I only wished that lout would shut his flapping mouth.

He could have talked, talked, talked all night!

The man’s so dull, Sir. He numbs your skull, Sir.

Can this fool please...shut...up?

He could have talked (they made a bet) all night (for half a mill).

He could have talked (if he could keep) all night (his flapper still),

Until we made a deal.

(The wager said he couldn’t say a word until the time was up and everybody heard.)

If he would still (he couldn’t make) his gums (a single peep),

I’d pay a generous (then half a mil-) sum (-lion he would reap)

And then he’d be well-heeled.

(We didn’t think the boy could keep it zipped without a single slip.)
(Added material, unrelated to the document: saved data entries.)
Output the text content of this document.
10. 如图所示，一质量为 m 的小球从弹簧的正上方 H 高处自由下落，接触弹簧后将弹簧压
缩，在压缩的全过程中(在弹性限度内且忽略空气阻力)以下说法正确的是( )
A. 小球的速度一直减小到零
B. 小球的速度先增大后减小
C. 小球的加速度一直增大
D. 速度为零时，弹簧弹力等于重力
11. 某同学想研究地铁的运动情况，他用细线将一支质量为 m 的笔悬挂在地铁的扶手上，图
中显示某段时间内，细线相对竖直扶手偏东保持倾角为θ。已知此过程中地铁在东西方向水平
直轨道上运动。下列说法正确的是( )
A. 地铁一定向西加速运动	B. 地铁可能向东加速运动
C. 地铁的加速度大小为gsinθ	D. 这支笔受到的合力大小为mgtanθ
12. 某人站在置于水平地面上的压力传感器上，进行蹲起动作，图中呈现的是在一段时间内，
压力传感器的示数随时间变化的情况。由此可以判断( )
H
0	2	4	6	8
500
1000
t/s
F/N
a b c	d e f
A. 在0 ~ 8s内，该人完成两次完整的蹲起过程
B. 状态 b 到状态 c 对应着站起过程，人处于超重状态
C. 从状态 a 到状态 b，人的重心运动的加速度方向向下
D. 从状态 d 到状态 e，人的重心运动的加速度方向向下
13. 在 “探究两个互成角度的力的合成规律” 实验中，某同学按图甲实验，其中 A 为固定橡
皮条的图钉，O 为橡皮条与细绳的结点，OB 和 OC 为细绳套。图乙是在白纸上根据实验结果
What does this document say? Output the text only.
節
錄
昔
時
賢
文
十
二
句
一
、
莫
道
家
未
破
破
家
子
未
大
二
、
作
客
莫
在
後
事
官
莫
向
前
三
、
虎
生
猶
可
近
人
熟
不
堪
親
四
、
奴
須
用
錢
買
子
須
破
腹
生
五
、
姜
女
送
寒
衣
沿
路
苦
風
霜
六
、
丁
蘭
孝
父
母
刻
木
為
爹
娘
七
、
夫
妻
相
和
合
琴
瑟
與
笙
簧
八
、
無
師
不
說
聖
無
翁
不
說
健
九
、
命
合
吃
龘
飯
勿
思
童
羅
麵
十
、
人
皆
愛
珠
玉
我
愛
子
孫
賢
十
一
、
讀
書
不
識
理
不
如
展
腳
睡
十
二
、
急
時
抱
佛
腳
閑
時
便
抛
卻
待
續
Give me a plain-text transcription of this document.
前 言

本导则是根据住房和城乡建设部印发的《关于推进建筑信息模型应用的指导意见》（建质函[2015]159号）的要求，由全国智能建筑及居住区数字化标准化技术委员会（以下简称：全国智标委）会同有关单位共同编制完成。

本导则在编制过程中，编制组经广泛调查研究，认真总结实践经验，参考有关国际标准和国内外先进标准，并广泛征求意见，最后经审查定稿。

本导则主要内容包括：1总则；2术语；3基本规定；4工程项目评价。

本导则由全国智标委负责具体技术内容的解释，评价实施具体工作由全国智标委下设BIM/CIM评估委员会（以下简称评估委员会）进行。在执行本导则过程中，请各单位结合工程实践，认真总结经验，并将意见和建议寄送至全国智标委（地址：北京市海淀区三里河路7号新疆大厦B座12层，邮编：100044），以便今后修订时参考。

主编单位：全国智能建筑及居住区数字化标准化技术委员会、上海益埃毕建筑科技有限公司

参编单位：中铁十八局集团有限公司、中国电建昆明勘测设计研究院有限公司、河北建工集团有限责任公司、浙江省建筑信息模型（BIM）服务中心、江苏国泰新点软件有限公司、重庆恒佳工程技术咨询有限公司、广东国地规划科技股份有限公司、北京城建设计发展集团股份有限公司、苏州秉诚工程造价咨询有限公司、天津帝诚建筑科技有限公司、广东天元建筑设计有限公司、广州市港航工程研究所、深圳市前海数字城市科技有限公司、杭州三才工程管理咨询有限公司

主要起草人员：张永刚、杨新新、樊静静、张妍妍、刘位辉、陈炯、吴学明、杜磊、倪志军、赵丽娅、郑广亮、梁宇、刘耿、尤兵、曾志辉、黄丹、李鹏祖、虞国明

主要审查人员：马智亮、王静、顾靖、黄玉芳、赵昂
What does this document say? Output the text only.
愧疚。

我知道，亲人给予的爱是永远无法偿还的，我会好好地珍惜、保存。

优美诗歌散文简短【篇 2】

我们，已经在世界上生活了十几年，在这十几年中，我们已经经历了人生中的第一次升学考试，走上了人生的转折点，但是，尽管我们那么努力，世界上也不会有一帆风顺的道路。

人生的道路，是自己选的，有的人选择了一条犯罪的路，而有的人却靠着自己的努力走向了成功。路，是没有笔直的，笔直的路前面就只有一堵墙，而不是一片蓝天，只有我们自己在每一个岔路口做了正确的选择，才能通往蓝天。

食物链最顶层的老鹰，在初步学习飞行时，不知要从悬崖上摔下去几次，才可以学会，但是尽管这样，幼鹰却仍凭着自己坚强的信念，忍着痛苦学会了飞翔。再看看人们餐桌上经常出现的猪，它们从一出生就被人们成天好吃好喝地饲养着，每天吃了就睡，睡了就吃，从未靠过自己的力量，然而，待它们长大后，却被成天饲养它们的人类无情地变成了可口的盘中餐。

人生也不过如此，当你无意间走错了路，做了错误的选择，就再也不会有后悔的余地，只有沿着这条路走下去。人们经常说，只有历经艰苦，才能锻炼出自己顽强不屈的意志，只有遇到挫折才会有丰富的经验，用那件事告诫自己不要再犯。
When bad investments took away my fortune,

I was afraid the bet was lost.

But then I learned (we’re so relieved) that lout (we all rejoice)

Had cut his larynx (we’ll never hear) out (his droning voice)!

He’ll never talk, talk, talk...all night!

It’s awfully sad, Sir. It’s gone so bad, Sir.

But now the deed...is...done.

He could have talked all night. He could have talked all night,

Until my nerves were gone.

He could have blown his breath and bored me half to death,

The way he babbled on.

When bad investments took away my fortune,

I was afraid the bet was lost.

But then I learned that lout had cut his larynx out!

He’ll never talk, talk, talk...all night!